Posted on May 7, 2014 by Taber Times

It would have been a galling experience for former premier Alison Redford — now simply Calgary-Elbow MLA — to have heard her legacy for the province described in such unglowing terms by her temporary successor Dave Hancock.

We say would — not surprisingly, Redford was absent from the PC party’s  annual Edmonton fundraiser earlier this month, in which Hancock apologized to party faithful for losing touch with the grassroots and having “acted in a way that’s contrary to our values”.

Although Hancock was careful not to mention Redford’s name in his harangue against the party’s unacceptable behaviour, there could have been little doubt in the minds of those listening with pens and open chequebooks at the ready about whom he was really referring to when questioning the mistakes of the past.
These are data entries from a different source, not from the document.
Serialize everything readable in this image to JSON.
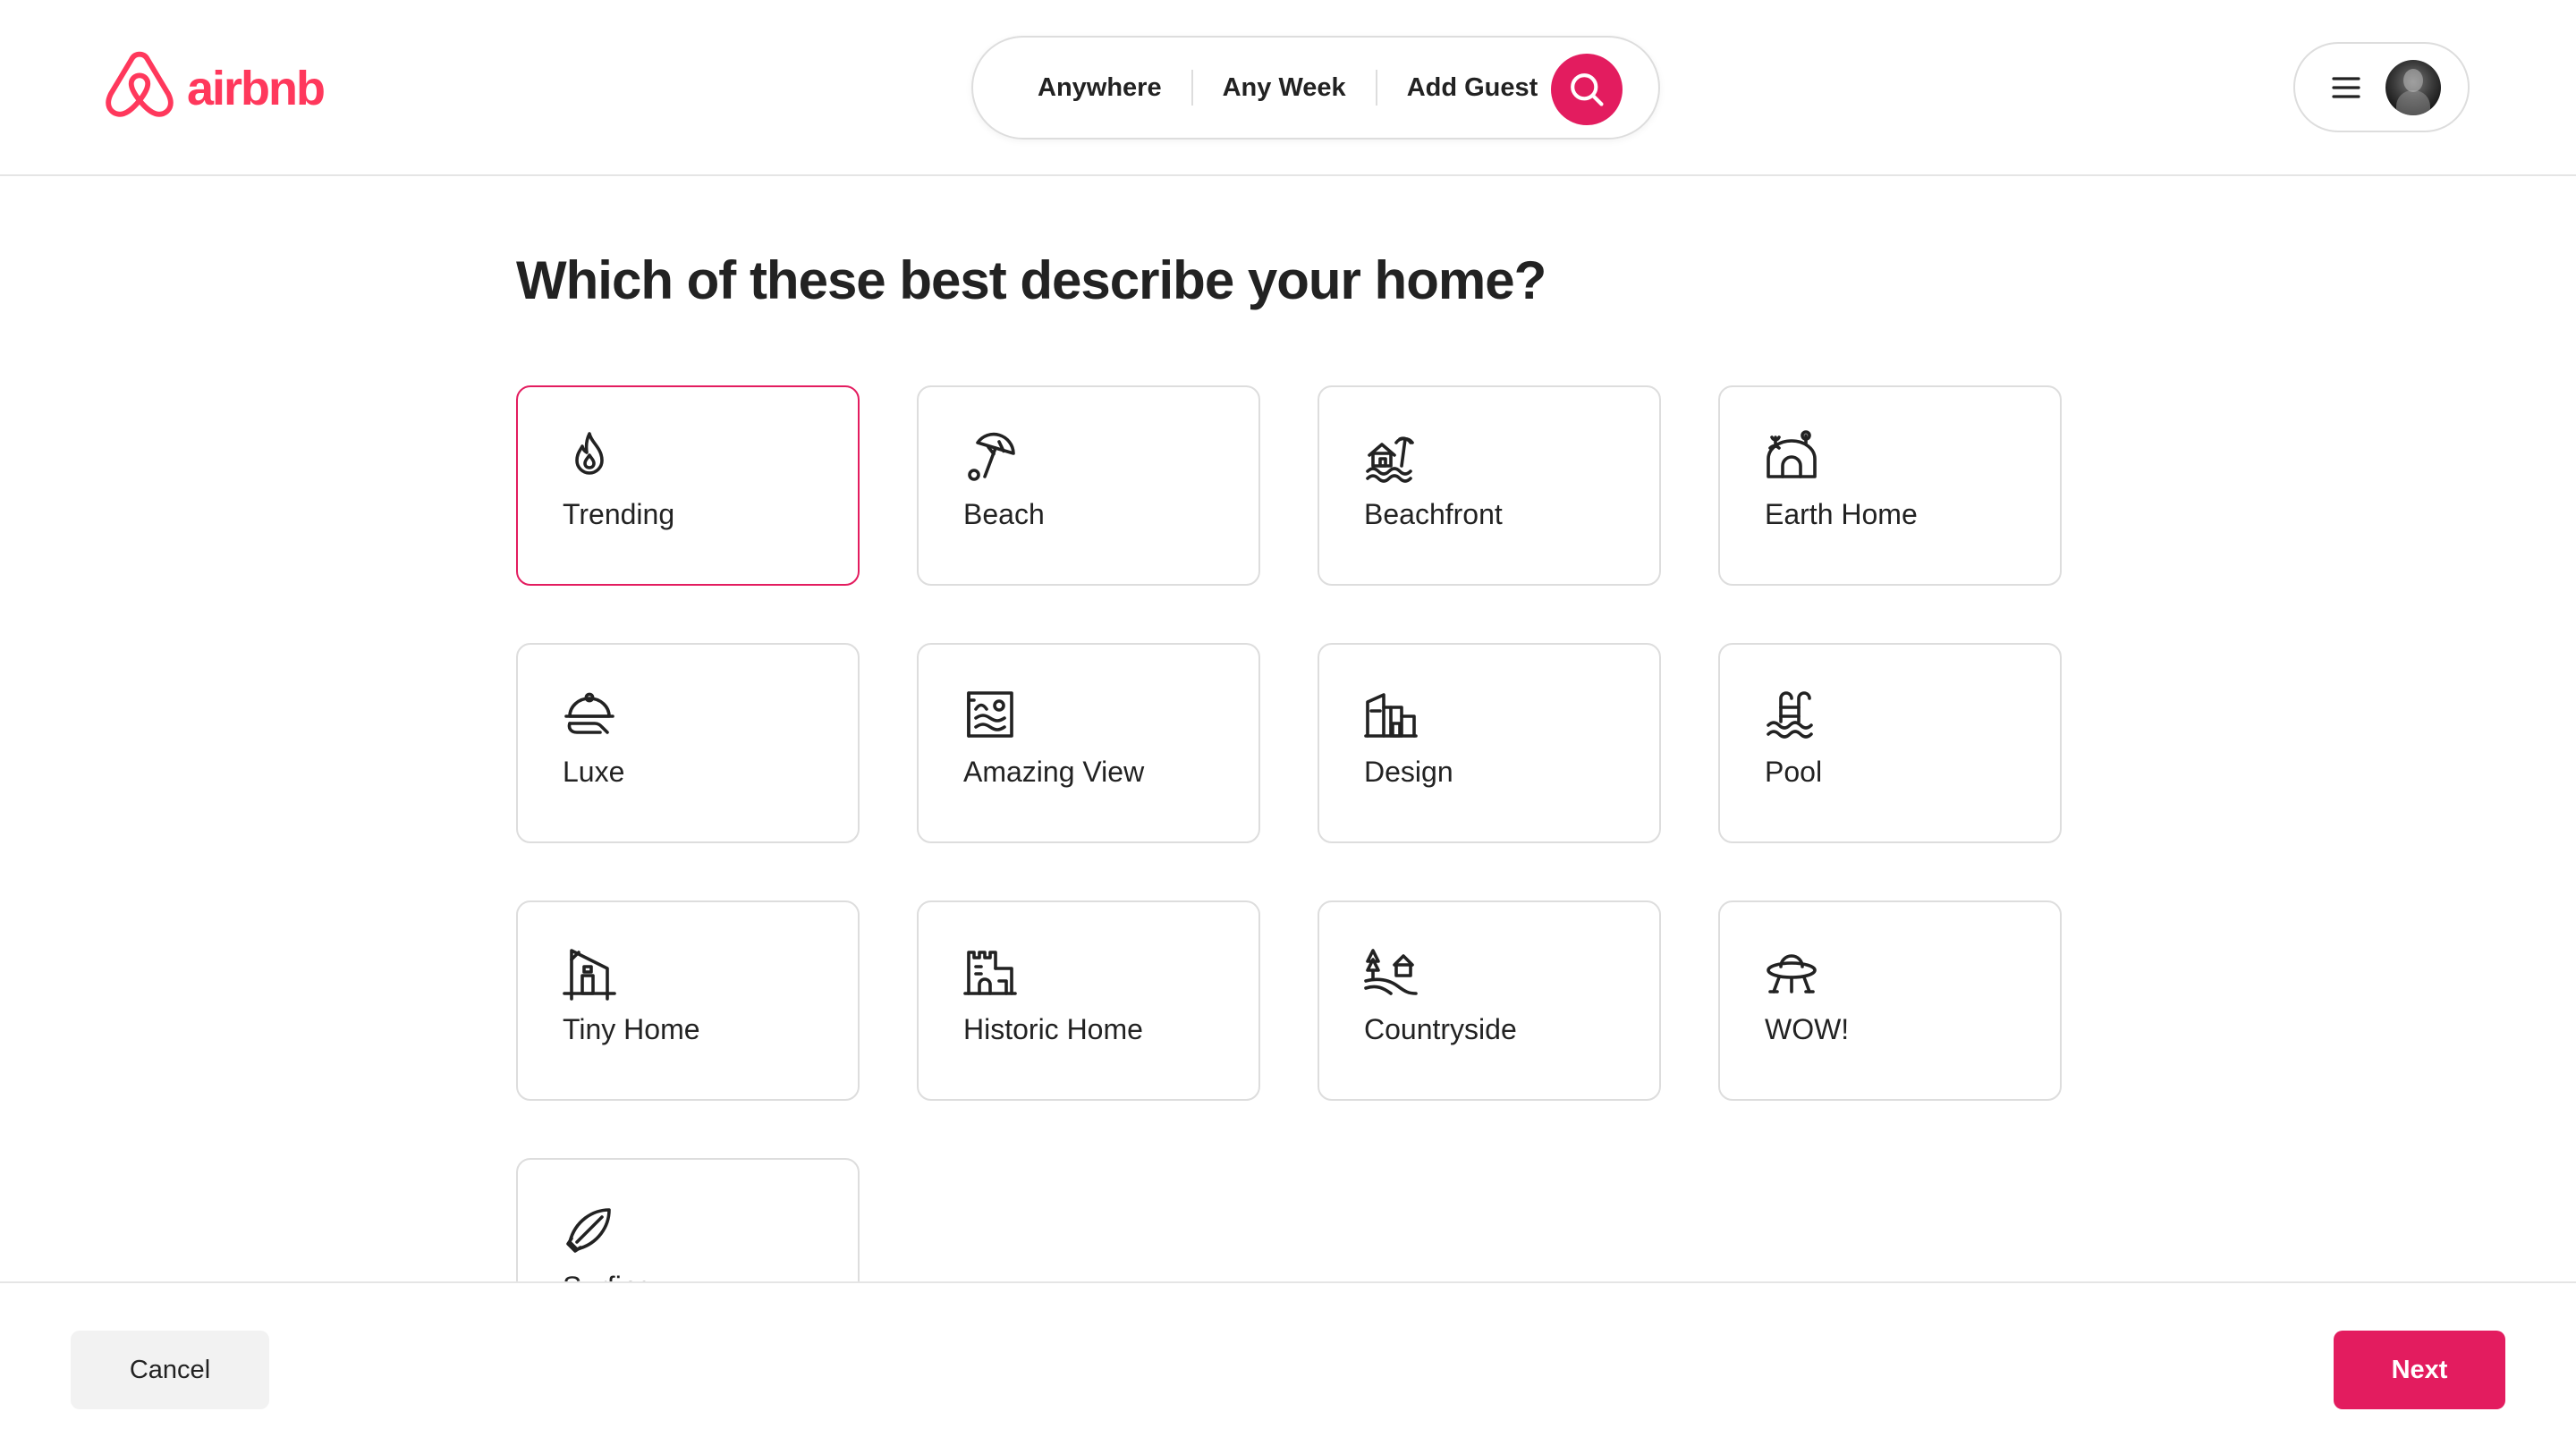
{
  "brand": {
    "name": "airbnb",
    "color": "#ff385c"
  },
  "search": {
    "where": "Anywhere",
    "when": "Any Week",
    "who": "Add Guest",
    "button_color": "#e31c5f",
    "icon": "search-icon"
  },
  "user_menu": {
    "menu_icon": "hamburger-icon",
    "avatar": "user-avatar"
  },
  "main": {
    "title": "Which of these best describe your home?",
    "categories": [
      {
        "label": "Trending",
        "icon": "flame-icon",
        "selected": true
      },
      {
        "label": "Beach",
        "icon": "beach-umbrella-icon",
        "selected": false
      },
      {
        "label": "Beachfront",
        "icon": "beachfront-icon",
        "selected": false
      },
      {
        "label": "Earth Home",
        "icon": "earth-home-icon",
        "selected": false
      },
      {
        "label": "Luxe",
        "icon": "cloche-icon",
        "selected": false
      },
      {
        "label": "Amazing View",
        "icon": "landscape-frame-icon",
        "selected": false
      },
      {
        "label": "Design",
        "icon": "modern-building-icon",
        "selected": false
      },
      {
        "label": "Pool",
        "icon": "pool-ladder-icon",
        "selected": false
      },
      {
        "label": "Tiny Home",
        "icon": "tiny-home-icon",
        "selected": false
      },
      {
        "label": "Historic Home",
        "icon": "castle-icon",
        "selected": false
      },
      {
        "label": "Countryside",
        "icon": "countryside-icon",
        "selected": false
      },
      {
        "label": "WOW!",
        "icon": "ufo-icon",
        "selected": false
      },
      {
        "label": "Surfing",
        "icon": "surfboard-icon",
        "selected": false
      }
    ],
    "selected_color": "#e31c5f"
  },
  "footer": {
    "cancel_label": "Cancel",
    "next_label": "Next",
    "next_color": "#e31c5f"
  }
}
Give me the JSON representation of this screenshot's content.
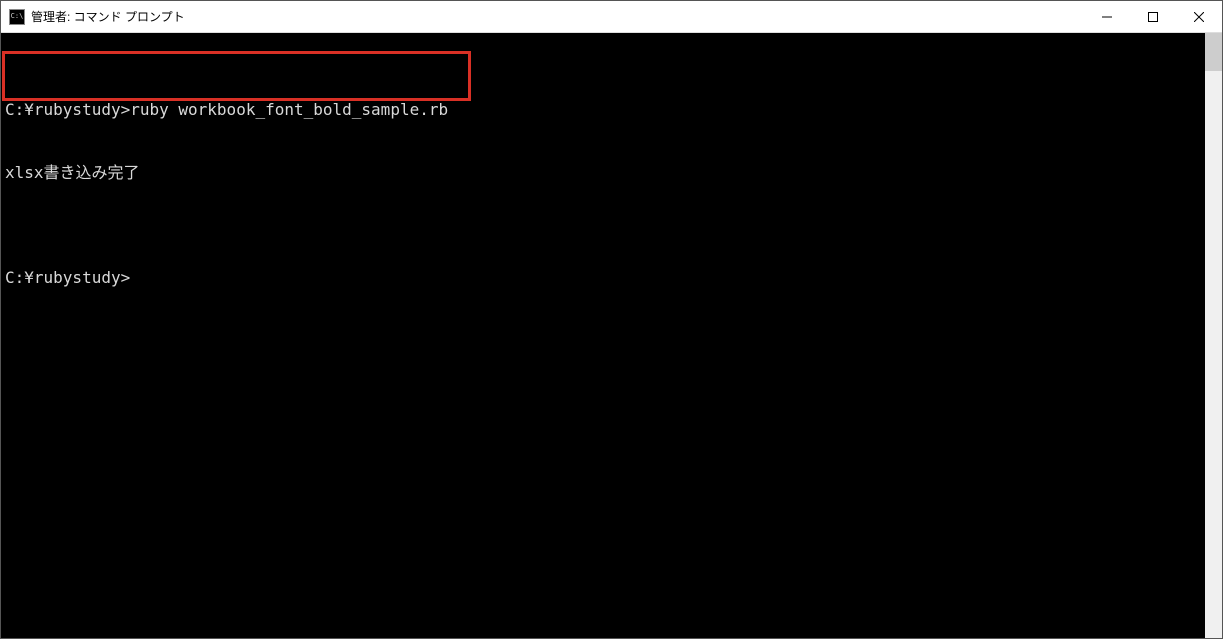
{
  "window": {
    "title": "管理者: コマンド プロンプト",
    "icon_label": "C:\\"
  },
  "terminal": {
    "lines": [
      "C:¥rubystudy>ruby workbook_font_bold_sample.rb",
      "xlsx書き込み完了",
      "",
      "C:¥rubystudy>"
    ]
  }
}
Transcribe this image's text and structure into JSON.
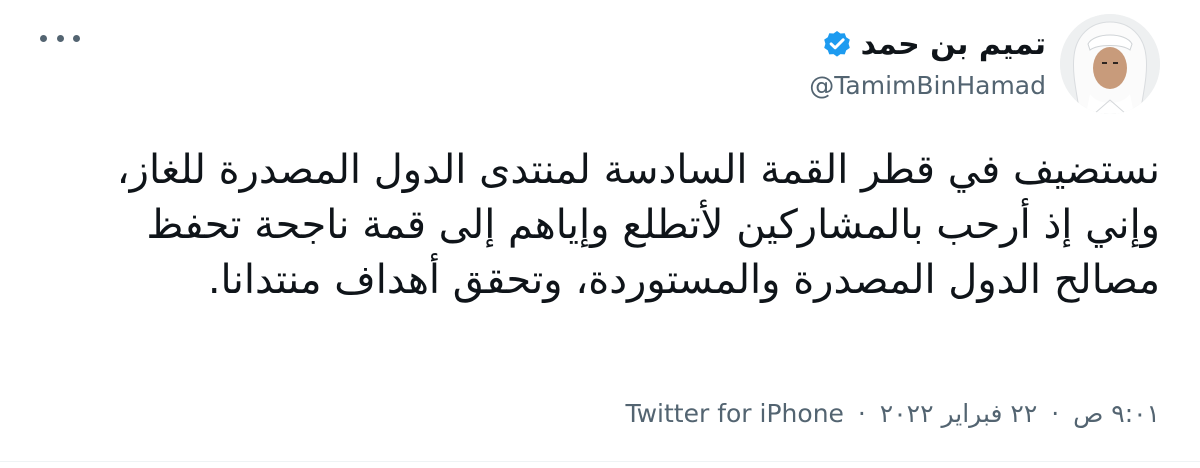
{
  "author": {
    "display_name": "تميم بن حمد",
    "handle": "@TamimBinHamad",
    "avatar_icon": "profile-photo",
    "verified_icon": "verified-badge-icon",
    "verified_color": "#1d9bf0"
  },
  "tweet": {
    "text": "نستضيف في قطر القمة السادسة لمنتدى الدول المصدرة للغاز، وإني إذ أرحب بالمشاركين لأتطلع وإياهم إلى قمة ناجحة تحفظ مصالح الدول المصدرة والمستوردة، وتحقق أهداف منتدانا."
  },
  "meta": {
    "time": "٩:٠١ ص",
    "separator": "·",
    "date": "٢٢ فبراير ٢٠٢٢",
    "source": "Twitter for iPhone"
  },
  "menu": {
    "more_icon": "more-horizontal-icon"
  }
}
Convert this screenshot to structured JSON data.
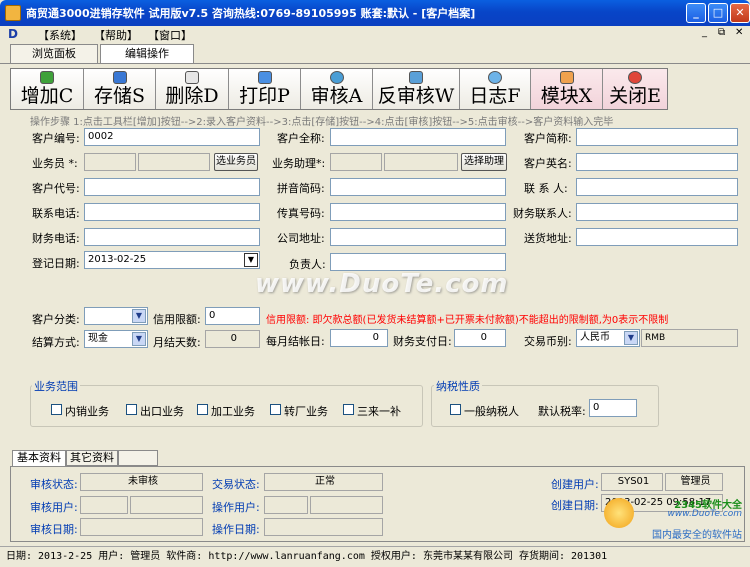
{
  "window": {
    "title": "商贸通3000进销存软件 试用版v7.5 咨询热线:0769-89105995 账套:默认 - [客户档案]",
    "min": "_",
    "max": "□",
    "close": "✕"
  },
  "menu": {
    "items": [
      "【系统】",
      "【帮助】",
      "【窗口】"
    ],
    "mdi": [
      "_",
      "₿",
      "✕"
    ]
  },
  "mode_tabs": [
    "浏览面板",
    "编辑操作"
  ],
  "toolbar": [
    {
      "label": "增加C",
      "icon": "add-icon",
      "color": "#3FA13A"
    },
    {
      "label": "存储S",
      "icon": "save-icon",
      "color": "#3A78D4"
    },
    {
      "label": "删除D",
      "icon": "delete-icon",
      "color": "#E6E6E6"
    },
    {
      "label": "打印P",
      "icon": "print-icon",
      "color": "#4A8FE2"
    },
    {
      "label": "审核A",
      "icon": "approve-icon",
      "color": "#4A9ED6"
    },
    {
      "label": "反审核W",
      "icon": "unapprove-icon",
      "color": "#5AA0D8"
    },
    {
      "label": "日志F",
      "icon": "log-icon",
      "color": "#6DB3E8"
    },
    {
      "label": "模块X",
      "icon": "module-icon",
      "color": "#F0A14E"
    },
    {
      "label": "关闭E",
      "icon": "close-icon",
      "color": "#E0463A"
    }
  ],
  "steps": "操作步骤 1:点击工具栏[增加]按钮-->2:录入客户资料-->3:点击[存储]按钮-->4:点击[审核]按钮-->5:点击审核-->客户资料输入完毕",
  "form": {
    "customer_no_label": "客户编号:",
    "customer_no": "0002",
    "full_name_label": "客户全称:",
    "short_name_label": "客户简称:",
    "salesman_label": "业务员 *:",
    "select_salesman": "选业务员",
    "assistant_label": "业务助理*:",
    "select_assistant": "选择助理",
    "english_name_label": "客户英名:",
    "code_label": "客户代号:",
    "pinyin_label": "拼音简码:",
    "contact_label": "联 系 人:",
    "phone_label": "联系电话:",
    "fax_label": "传真号码:",
    "fin_contact_label": "财务联系人:",
    "fin_phone_label": "财务电话:",
    "address_label": "公司地址:",
    "delivery_label": "送货地址:",
    "reg_date_label": "登记日期:",
    "reg_date": "2013-02-25",
    "owner_label": "负责人:",
    "category_label": "客户分类:",
    "credit_label": "信用限额:",
    "credit_value": "0",
    "credit_note": "信用限额: 即欠款总额(已发货未结算额+已开票未付款额)不能超出的限制额,为0表示不限制",
    "settle_label": "结算方式:",
    "settle_value": "现金",
    "monthly_days_label": "月结天数:",
    "monthly_days_value": "0",
    "monthly_settle_label": "每月结帐日:",
    "monthly_settle_value": "0",
    "fin_pay_label": "财务支付日:",
    "fin_pay_value": "0",
    "currency_label": "交易币别:",
    "currency_value": "人民币",
    "currency_code": "RMB"
  },
  "business_scope": {
    "title": "业务范围",
    "options": [
      "内销业务",
      "出口业务",
      "加工业务",
      "转厂业务",
      "三来一补"
    ]
  },
  "tax": {
    "title": "纳税性质",
    "general_taxpayer": "一般纳税人",
    "rate_label": "默认税率:",
    "rate_value": "0"
  },
  "bottom_tabs": [
    "基本资料",
    "其它资料"
  ],
  "bottom": {
    "approve_status_label": "审核状态:",
    "approve_status": "未审核",
    "trade_status_label": "交易状态:",
    "trade_status": "正常",
    "approve_user_label": "审核用户:",
    "operator_label": "操作用户:",
    "approve_date_label": "审核日期:",
    "operate_date_label": "操作日期:",
    "create_user_label": "创建用户:",
    "create_user_code": "SYS01",
    "create_user_name": "管理员",
    "create_date_label": "创建日期:",
    "create_date": "2013-02-25 09:58:17"
  },
  "status_bar": "日期: 2013-2-25   用户: 管理员   软件商: http://www.lanruanfang.com 授权用户: 东莞市某某有限公司 存货期间: 201301",
  "watermarks": {
    "center": "www.DuoTe.com",
    "corner_1": "2345软件大全",
    "corner_2": "www.DuoTe.com",
    "corner_3": "国内最安全的软件站"
  }
}
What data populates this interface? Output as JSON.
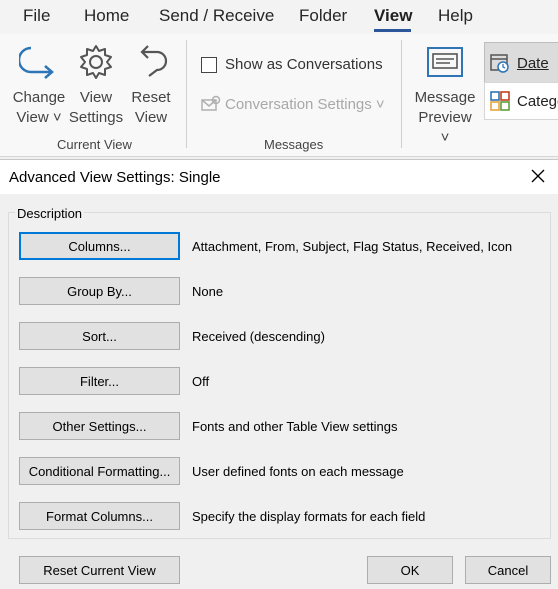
{
  "ribbon": {
    "tabs": [
      {
        "label": "File"
      },
      {
        "label": "Home"
      },
      {
        "label": "Send / Receive"
      },
      {
        "label": "Folder"
      },
      {
        "label": "View"
      },
      {
        "label": "Help"
      }
    ],
    "change_view": {
      "line1": "Change",
      "line2": "View ˅"
    },
    "view_settings": {
      "line1": "View",
      "line2": "Settings"
    },
    "reset_view": {
      "line1": "Reset",
      "line2": "View"
    },
    "current_view_label": "Current View",
    "show_conversations": "Show as Conversations",
    "conversation_settings": "Conversation Settings ˅",
    "messages_label": "Messages",
    "message_preview": {
      "line1": "Message",
      "line2": "Preview ˅"
    },
    "date_label": "Date",
    "categories_label": "Catego"
  },
  "dialog": {
    "title": "Advanced View Settings: Single",
    "description_label": "Description",
    "rows": [
      {
        "button": "Columns...",
        "text": "Attachment, From, Subject, Flag Status, Received, Icon"
      },
      {
        "button": "Group By...",
        "text": "None"
      },
      {
        "button": "Sort...",
        "text": "Received (descending)"
      },
      {
        "button": "Filter...",
        "text": "Off"
      },
      {
        "button": "Other Settings...",
        "text": "Fonts and other Table View settings"
      },
      {
        "button": "Conditional Formatting...",
        "text": "User defined fonts on each message"
      },
      {
        "button": "Format Columns...",
        "text": "Specify the display formats for each field"
      }
    ],
    "reset_button": "Reset Current View",
    "ok_button": "OK",
    "cancel_button": "Cancel"
  },
  "colors": {
    "accent": "#0078d7",
    "ribbon_icon_blue": "#2e75b6",
    "tab_underline": "#2b579a"
  }
}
To be fair, blaming those mistakes solely on a former premier is usually not the doorstep where all blame should be laid. In the case of Alison Redford, however, this political adage seems to have fallen on rather deaf ears. And not, unfortunately, without good reason.

Allegations levelled against Redford over lavish and questionable spending habits are one thing. Rumoured authoritarian and abusive behaviour towards subordinates and the party caucus are quite another altogether — actions which speculatively prompted her own party members to force her from office. Not to mention a series of choices under her tenure that had indeed alienated much of what remains of the grassroots element of the party.

Since her resignation, Redford apparently hasn’t turned over a new leaf. A ghost in the legislature since her departure from office, she has since been spotted through the social media universe dining and biking in Palm Springs, Calif. while still collecting her MLA paycheque.

Now dubbed “Absent Alison” by much of the provincial media, these fresh allegations have actually prompted the province to conduct a review of Alberta’s policy for absentee politicians. Not exactly the kind of press Hancock and the PCs were probably hoping for on the heels of Redford’s resignation.

Still, the continuing Redford media circus tends to obfuscate for Albertans a  more obscure message that was indirectly imparted by Premier Hancock during his profuse apologies. It is a sad indictment for the aspirations of a ruling political party when it feels it necessary to apologize for so very many things, including its own leadership choices.

And it illustrates just how far the party has fallen from the glory days of Peter Lougheed, when the PCs were lauded as the populist party and natural choice of the people. In recent weeks and months — even years — Alberta’s PC-adoring public have seen little that is laudatory about their government’s actions.

That refrain, by the way, is a favourite of Wildrose Party leader Danielle Smith, who rarely misses a chance to expound the virtues of Lougheed’s approach to provincial politics while heavily criticising the direction of his party today.

It’s a brilliant political strategy which allows the Wildrose to seemingly embrace the PC party’s former virtues while painting themselves as  the inheritors of those strengths and qualities, and the grassroots answer to the decay of the PC’s 43-years-and-ticking tower of power.

Considering the nature of Redford’s fall from grace and the deepening unpopularity of the party in the province, the PCs will have to do better than an apology to win back the allegiance of the grassroots they so desperately seek.